Wolfgang Amadeus MOZART (1756-1791)
Violin Concerto No. 3 in G, K.216 [24:20]
Pyotr Ilyich TCHAIKOVSKY (1840-1893)
Violin Concerto in D Major, Op. 35 [34:36]
Brigitte Huyghues de Beaufond (violin)
Orchestre de la Radio d'Istambul/Djemal Rachid
(Mozart)
Orchestre de la Radio d'Alger/Franz André
(Tchaikovsky)
rec. live December 1958 (Mozart); 22 March 1960 (Tchaikovsky)
FORGOTTEN RECORDS FR1610 [58:59]
It's as well that Forgotten Records provide a biography of the Paris-born violinist Brigitte Huyghues de Beaufond (1922-2008), because there’s next to nothing on the internet about her. If you can read French, then Alexis Galpérine's liner will enlighten you. Apparently she never made any commercial recordings, but live airings have surfaced over the years. As far as I can gather, Forgotten Records are the only label to have featured her, and this is their third volume of her live concerts. My reviews of the previous two can be found here (review ~ review). She was a student of the French pedagogue Jules Boucherit, who fostered the talents of a clutch of fine female violinists including Ginette Neveu, Michèle Auclair and Lola Bobesco.

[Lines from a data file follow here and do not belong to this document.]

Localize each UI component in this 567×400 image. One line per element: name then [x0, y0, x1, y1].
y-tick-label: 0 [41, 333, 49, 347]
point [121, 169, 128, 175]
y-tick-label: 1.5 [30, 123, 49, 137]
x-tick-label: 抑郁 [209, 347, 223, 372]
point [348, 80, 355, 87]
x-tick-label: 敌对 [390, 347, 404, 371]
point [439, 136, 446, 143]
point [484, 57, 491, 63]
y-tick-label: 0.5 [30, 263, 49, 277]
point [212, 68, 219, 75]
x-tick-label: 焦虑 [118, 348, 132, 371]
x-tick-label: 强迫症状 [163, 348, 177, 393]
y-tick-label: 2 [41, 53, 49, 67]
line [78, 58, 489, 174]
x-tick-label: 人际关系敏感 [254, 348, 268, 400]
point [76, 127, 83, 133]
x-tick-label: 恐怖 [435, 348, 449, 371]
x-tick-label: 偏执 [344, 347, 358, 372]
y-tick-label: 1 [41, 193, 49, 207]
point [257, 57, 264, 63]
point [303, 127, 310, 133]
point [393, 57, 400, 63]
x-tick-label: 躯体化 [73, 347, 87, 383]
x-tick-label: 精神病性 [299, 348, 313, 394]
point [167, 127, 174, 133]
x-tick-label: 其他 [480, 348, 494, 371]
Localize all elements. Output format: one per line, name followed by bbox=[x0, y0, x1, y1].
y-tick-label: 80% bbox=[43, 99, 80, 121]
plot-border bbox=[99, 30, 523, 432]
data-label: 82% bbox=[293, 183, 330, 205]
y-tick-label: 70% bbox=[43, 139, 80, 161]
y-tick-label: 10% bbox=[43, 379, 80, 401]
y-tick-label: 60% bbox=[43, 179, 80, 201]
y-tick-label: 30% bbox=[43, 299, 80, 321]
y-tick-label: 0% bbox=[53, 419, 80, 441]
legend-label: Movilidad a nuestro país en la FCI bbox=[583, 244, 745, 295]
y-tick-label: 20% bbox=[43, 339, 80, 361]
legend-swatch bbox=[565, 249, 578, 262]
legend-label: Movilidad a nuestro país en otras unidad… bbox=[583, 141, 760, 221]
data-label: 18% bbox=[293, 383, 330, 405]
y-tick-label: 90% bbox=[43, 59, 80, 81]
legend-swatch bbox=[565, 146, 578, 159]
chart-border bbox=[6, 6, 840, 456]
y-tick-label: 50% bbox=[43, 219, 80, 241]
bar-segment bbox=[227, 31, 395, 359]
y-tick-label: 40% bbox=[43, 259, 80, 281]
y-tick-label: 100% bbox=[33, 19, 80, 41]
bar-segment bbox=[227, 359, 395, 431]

We are now in the enviable position of having two live airings of Mozart’s
Violin Concerto No. 3 by Huyghues de Beaufond. The other was issued on
FR1279. I was able to do a head-to-head comparison of the two versions,
which was most revealing. The present release features a performance from
Istambul Radio, which predates the later Paris recording by two years. This
1958 traversal, under the direction of Djemal Rachid, who I’ve never heard
of before, has the drawback of having been recorded in a rather cavernous
acoustic, which lacks the warmth and intimacy of the later performance. I
found the sound quality hard-edged. The soloist seems to be having an
off-day. Her tone is lean and lacks variety of colour, and the performance
is loveless and uninspired, lacking genteel refinement. The finale,
especially, is joyless and fails to raise a smile. The playing sounds detached. The previous performance on FR1279 couldn’t be more different. For a start, it’s more warmly recorded, and Huyghues de Beaufond reaches more inspired heights under the wonderful direction of Pierre Capdevielle.
All is not lost, however, as the violinist warms more readily to the Tchaikovsky Concerto, taped in 1960. To begin with, the sound quality is much better. Huyghues de Beaufond and André egg each other on to take risks, and the result is an exciting, daring and edge-of-seat performance. Every technical challenge is met with assured virtuosity. This is certainly a performance that stands up to repeated listening, and I’ll certainly be revisiting it.